You are viewing a single comment's thread from:

RE: Tron and Steemit Join Forces

in #steemit5 years ago

If the largest continues to persist in its vision of kneecapping us so we don't change the world, we can just pack it in.

We've gone from stinc to stunc, in that case.
JS bought his stake, let's hope he is onboard with the rest of us, and not here to string us further along.

Won't this change slow any one account from voting in 17 witnesses?
Thereby increasing the stake needed to rule the chain?

How complicated is the coding change?
If trivial, any hope of getting it in the next fork?

Sort:  

It doesn't literally do that. Given the numbers, if you assume (probably incorrectly) that a Tron/Steemit bloc would have no other support, then it probably couldn't vote in 17 witnesses, and certainly would have a harder time doing so. But with even some additional support (which IMO is likely given marketing/campaigning/etc.), they could probably still do it. Pretty damn hard to come up with voting rules that block stake that is 50% larger than entire rest of the voting population. This isn't just trying to block a tiny majority (say 51%), it is trying to block a very significant supermajority.
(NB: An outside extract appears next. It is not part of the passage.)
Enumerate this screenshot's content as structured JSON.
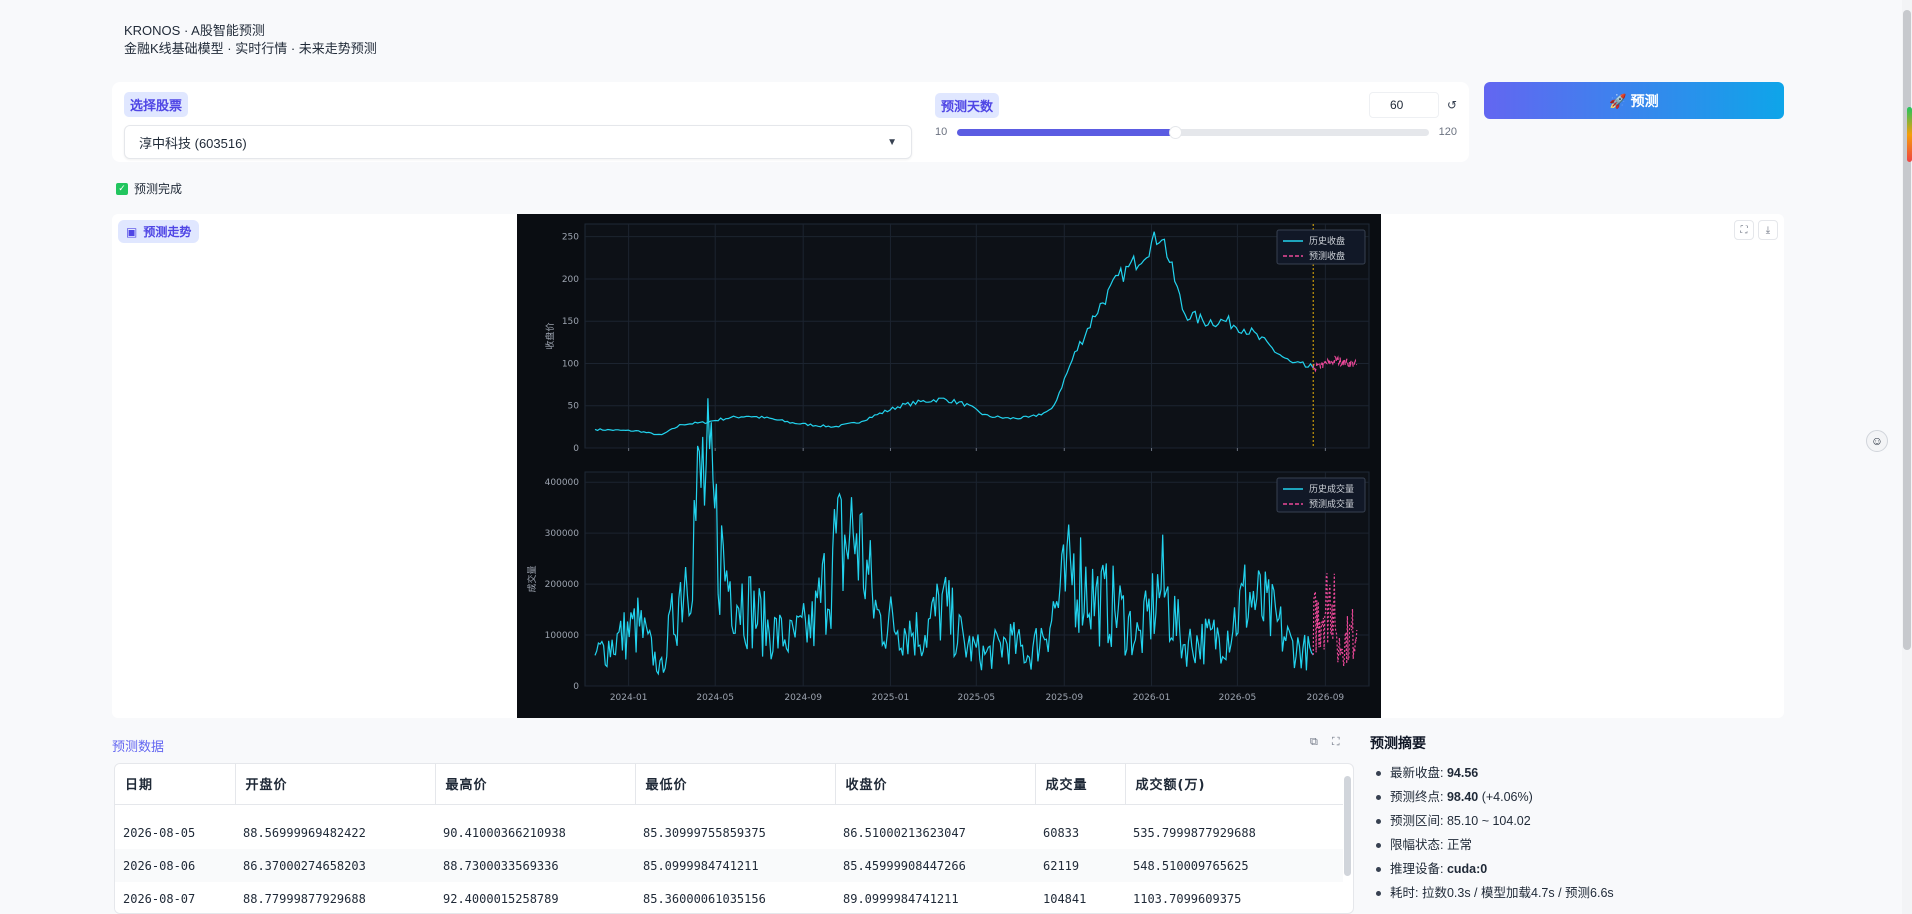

In doing so you inevitably weaken the chain against smaller-stake attackers. Still, the compromise may be worth it.

I doubt it is that complicated, and it could be possibly be done.

Hmm,...I agree that stake will find friends willing to sell out.
We are playing crapitalism, after all, and easy money is the sweetest.

Am I wrong thinking that voting full sp on 30 witnesses is alot more than voting full sp divided by up to 30 witnesses?

Rather than voting 1m sp 30x, each vote is reduced by concurrent votes on more than one, 1m sp on one, 500k on two, 333k on three, etc.

I fail to see how this would empower small accounts in any attacks.

Currently in order to vote in any witnesses small stake has to overcome the full weight of all stake voting for the 20+ witnesses acceptable to the majority stake, so something like >50%.

If votes have to be split up then in a minority attack situation, the majority splits its votes across 20+ "good guys" and the minority need only achieve 1/20 (5%) of the majority voting power to vote in one malicious "bad guy" witness (not necessarily all that bad, but strictly speaking undesirable) and 7/21 (33%) to vote in enough to break BFT.

It might be good to resplit the governance and block production roles as was the case in Bitshares, each with slightly different rules. The governance roles might favor broader consensus while the block production roles favor tighter chain security. But I haven't thought this through sufficiently; it could open up other attacks or undesirable outcomes.

There are probably other undesirable effects to different voting systems apart from security too. If voting for another witness splits your votes then up-and-coming witnesses will have a much harder time getting votes at all Most voters will choose to either support one of the top 20 or maybe 21 or 22 trying to push them in. "Wasting votes" on #56 won't happen.

Hmm, can one bad witness harm the chain?
I see what you mean about that concentrating votes on very many fewer witnesses.

Looks like we just need JS to work with us rather than against us.

What do you see as a priority to improve about the chain?
What we have seems to be working as well as can be expected.
When do we go into coast mode on economics?

Clearly the harm that can be caused by one witness is small, even negligible (a bit of chain instability, a potentially-harmful but generally-overruled vote on hard forks, etc.). But what about two witnesses? Three? Four? Where do you draw the line?

Clearly at every increment (starting with zero) where more and more witnesses can be installed with less stake, the chain is less secure.

Yeah, I see that, but would think the community would catch on and gang tackle them.
How do you feel about down votes for witnesses and dead man switches on votes?

Downvotes may have some merit, I haven't thought enough about it. On the surface I like downvotes as being somewhat less prone to vote buying, self-voting, etc. We see that clearly with vote payouts and some of the same issues apply to witnesses. That being said, overall there are various angles that all need to be considered in evaluating a voting system (fairness, representation, abuse- and corruption-resistance, security, etc.) and it isn't a trivial effort.

If by dead man switches you mean some sort of vote expiration/decay, then I agree with it, though the devil is in the details. IMO the most clearly supportable version would have votes from completely idle accounts decay or just removed after some period of time, say two years. Other versions are plausible too, but the tradeoffs are less clear.

dead man switches on votes?

You might be interested to know, Golos(Steem fork) has implemented the automatically started power down for accounts which did not used the active key for 6 month.